If Norwood understood that Leo threw his own crime back at him, he made no sign. Slowly, he nodded. “Everyone has said that lately your investments never fail.”

Leo always possessed good sense, but with the Devil’s gift, he had become infallible. The gold in his coffers and the country estate he had purchased for his mother’s use testified to this.

“Unburden yourself,” he urged Norwood. “Make use of my council.”

After taking a sip of his coffee, the other man proceeded. “Three ventures have applied to me for investment funds. A housing development here in London, sugar from Barbados, or a pepper shipment from Batavia.” He spread his hands. “They have all presented themselves in the best possible light, and I have done as much research into each business as feasible, yet I cannot decide which shall be the recipient of my capital. For I can invest in only one.”
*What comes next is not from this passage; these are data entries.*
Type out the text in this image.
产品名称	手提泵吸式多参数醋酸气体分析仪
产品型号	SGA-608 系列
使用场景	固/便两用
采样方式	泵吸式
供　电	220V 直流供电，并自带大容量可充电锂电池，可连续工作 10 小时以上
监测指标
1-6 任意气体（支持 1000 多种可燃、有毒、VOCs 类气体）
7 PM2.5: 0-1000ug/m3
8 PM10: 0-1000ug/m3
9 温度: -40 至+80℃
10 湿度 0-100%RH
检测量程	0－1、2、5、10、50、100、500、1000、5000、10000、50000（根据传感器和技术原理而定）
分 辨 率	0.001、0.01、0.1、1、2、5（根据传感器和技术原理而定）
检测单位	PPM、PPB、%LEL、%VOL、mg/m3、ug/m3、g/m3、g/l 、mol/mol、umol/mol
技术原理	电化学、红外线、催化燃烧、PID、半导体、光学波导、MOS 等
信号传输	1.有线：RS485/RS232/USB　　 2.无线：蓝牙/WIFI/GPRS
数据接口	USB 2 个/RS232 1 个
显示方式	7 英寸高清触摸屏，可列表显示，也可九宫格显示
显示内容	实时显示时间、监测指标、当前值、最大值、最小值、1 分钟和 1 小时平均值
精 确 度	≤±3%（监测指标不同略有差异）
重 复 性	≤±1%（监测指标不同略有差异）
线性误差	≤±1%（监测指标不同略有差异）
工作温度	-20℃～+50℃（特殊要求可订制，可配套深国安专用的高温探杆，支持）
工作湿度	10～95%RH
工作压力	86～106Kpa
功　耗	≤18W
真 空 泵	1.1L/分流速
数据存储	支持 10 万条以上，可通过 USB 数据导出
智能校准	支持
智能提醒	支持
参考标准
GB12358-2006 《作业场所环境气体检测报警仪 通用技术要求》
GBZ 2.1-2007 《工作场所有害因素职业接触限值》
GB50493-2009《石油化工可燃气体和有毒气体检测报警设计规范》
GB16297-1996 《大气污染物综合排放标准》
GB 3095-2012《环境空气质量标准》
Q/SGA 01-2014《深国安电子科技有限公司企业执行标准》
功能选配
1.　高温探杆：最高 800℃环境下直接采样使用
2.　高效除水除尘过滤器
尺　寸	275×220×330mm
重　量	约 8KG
Leo kept his outward appearance calm. He crafted his expression into one of contemplation. Within, however, he felt the quick, exhilarating anticipation of a predator lying in wait. He had merely to let his prey wander farther into the kill zone, and the deed would be accomplished, his claws bright with blood.
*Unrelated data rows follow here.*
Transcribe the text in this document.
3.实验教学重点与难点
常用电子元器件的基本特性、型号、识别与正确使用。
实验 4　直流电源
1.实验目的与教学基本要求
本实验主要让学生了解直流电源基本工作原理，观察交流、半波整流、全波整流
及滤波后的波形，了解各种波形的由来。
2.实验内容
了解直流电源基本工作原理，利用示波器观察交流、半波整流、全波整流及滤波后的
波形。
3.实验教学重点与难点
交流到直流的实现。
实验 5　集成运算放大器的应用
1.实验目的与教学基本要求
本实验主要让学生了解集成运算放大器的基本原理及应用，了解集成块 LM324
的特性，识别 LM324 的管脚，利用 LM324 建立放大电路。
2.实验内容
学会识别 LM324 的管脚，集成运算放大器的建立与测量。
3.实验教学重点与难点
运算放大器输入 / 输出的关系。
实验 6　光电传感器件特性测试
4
“All three have their merits, their potential.”

“But one must be better than the others, surely?”

How long could Leo toy with him? A pleasure to draw it out, knowing that the blow would come, or strike quickly, and then watch the carnage? Both appealed.

“Housing developments are certainly intriguing,” he said. “Every day, more and more people come to London, looking for work beyond tenant farming. They all need places to live.”
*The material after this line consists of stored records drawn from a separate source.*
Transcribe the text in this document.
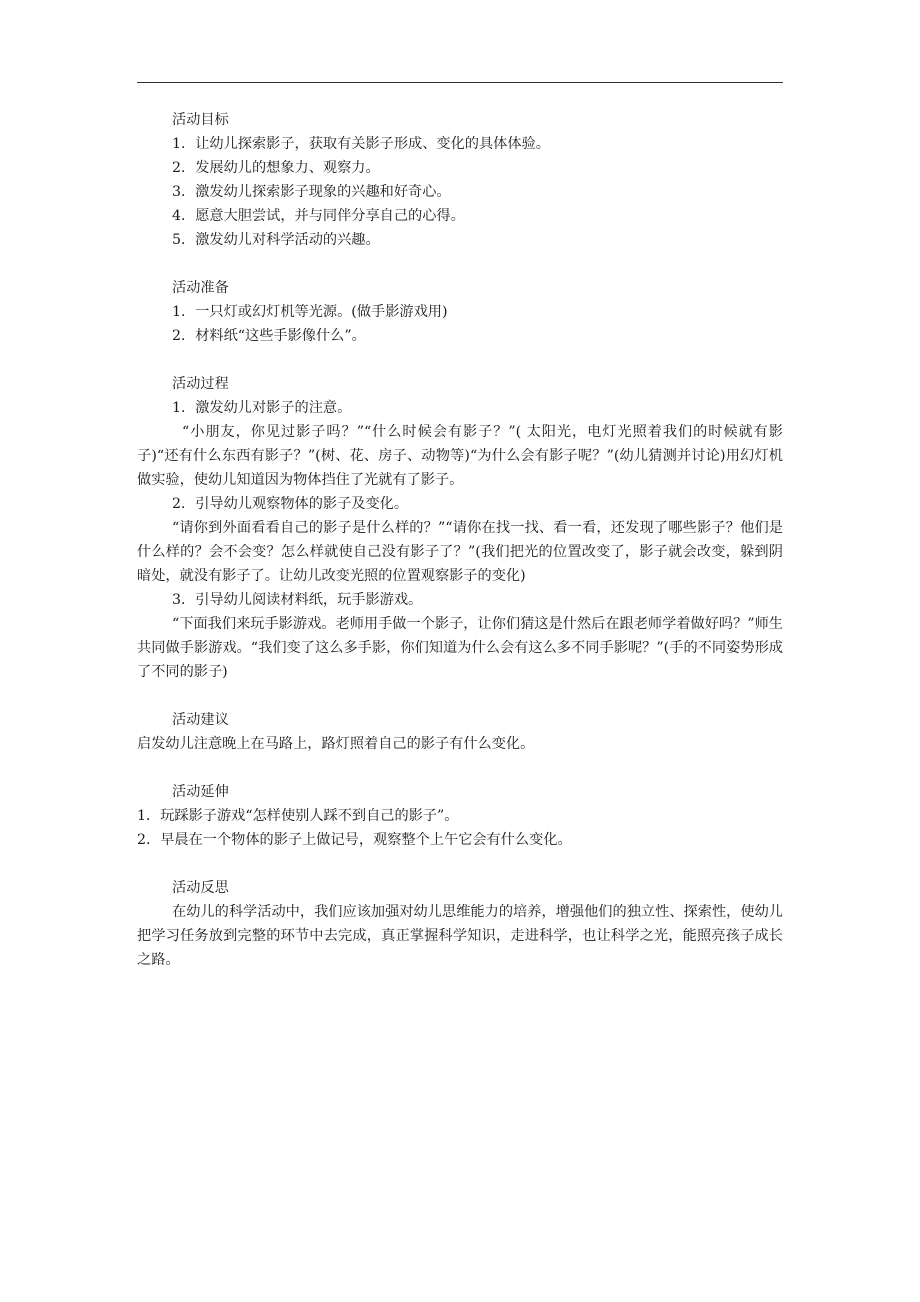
活动目标

1．让幼儿探索影子，获取有关影子形成、变化的具体体验。

2．发展幼儿的想象力、观察力。

3．激发幼儿探索影子现象的兴趣和好奇心。

4．愿意大胆尝试，并与同伴分享自己的心得。

5．激发幼儿对科学活动的兴趣。

活动准备

1．一只灯或幻灯机等光源。(做手影游戏用)

2．材料纸“这些手影像什么”。

活动过程

1．激发幼儿对影子的注意。

“小朋友，你见过影子吗？”“什么时候会有影子？”( 太阳光，电灯光照着我们的时候就有影子)“还有什么东西有影子？”(树、花、房子、动物等)“为什么会有影子呢？”(幼儿猜测并讨论)用幻灯机做实验，使幼儿知道因为物体挡住了光就有了影子。

2．引导幼儿观察物体的影子及变化。

“请你到外面看看自己的影子是什么样的？”“请你在找一找、看一看，还发现了哪些影子？他们是什么样的？会不会变？怎么样就使自己没有影子了？”(我们把光的位置改变了，影子就会改变，躲到阴暗处，就没有影子了。让幼儿改变光照的位置观察影子的变化)

3．引导幼儿阅读材料纸，玩手影游戏。

“下面我们来玩手影游戏。老师用手做一个影子，让你们猜这是什然后在跟老师学着做好吗？”师生共同做手影游戏。“我们变了这么多手影，你们知道为什么会有这么多不同手影呢？”(手的不同姿势形成了不同的影子)

活动建议

启发幼儿注意晚上在马路上，路灯照着自己的影子有什么变化。

活动延伸

1．玩踩影子游戏“怎样使别人踩不到自己的影子”。

2．早晨在一个物体的影子上做记号，观察整个上午它会有什么变化。

活动反思

在幼儿的科学活动中，我们应该加强对幼儿思维能力的培养，增强他们的独立性、探索性，使幼儿把学习任务放到完整的环节中去完成，真正掌握科学知识，走进科学，也让科学之光，能照亮孩子成长之路。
“So, that should be my investment?”

Leo feigned deliberation. Finally, he said, “Choose the pepper from Batavia. The appetite for spice goes unabated, and it always finds a buyer. With the desire for French cooking growing, especially amongst the swelling ranks of the bourgeoisie, such goods can only increase in value.”

“Are you certain?” Norwood’s brow pleated.

“A better investment cannot be found.”

For a moment, Norwood simply stared at Leo, as if trying to make sense of a labyrinth. He released a breath. “You are ... generous.”

“This surprises you.”

“No. Well ... aye. You’ve something of a reputation.”

“The Demon of the Exchange.” Leo laughed at Norwood’s pained expression. “I know every name I’m called.” Including upstart, peasant, lowborn bastard. Leo had once overheard Norwood call him that. The lowborn bastard won’t know the difference in the balance sheets. A simple matter, and the profits are ours.

Abruptly, Norwood pushed back from the table and stood. He held out his hand. “My thanks to you, Bailey. You’ve done me a kindness.”

“Nothing kind about it.” Leo resisted the impulse to crush Norwood’s hand in his own, and merely shook it instead. “I have a very good feeling about your investment.”

“I wish you great happiness in your marriage.” With that, Norwood bowed before hurrying out of the coffee house.

Leo sat alone, with two cups of coffee growing cold, yet within, he was a volcano of hot, vicious joy. He took from his pocket Norwood’s coins, the thruppence and tanner, and set them on the table.

Seeing the coins, the proprietor quickly walked over and hefted a steaming pot. “More coffee, sir?”

“Consider that a gratuity.”

“All of it?”

“I’ve no use for the coin.” Not anymore. It had given him precisely what he needed, for his gift of prescience required him to touch an article of money belonging to an individual, and from that, he would have a vision of their future financial disasters. Seldom did he not encounter a disaster, for they marked everyone’s lives, and he’d gained most of his fortune since by counterinvesting. On the rare occasion when he saw no calamity, he knew the venture to be solid. Yet in the time that he’d gained this gift, he’d been witness to scores, perhaps hundreds, of catastrophes. Difficult now not to see disaster everywhere, lurking around corners and in the shadows of crumbling bridges.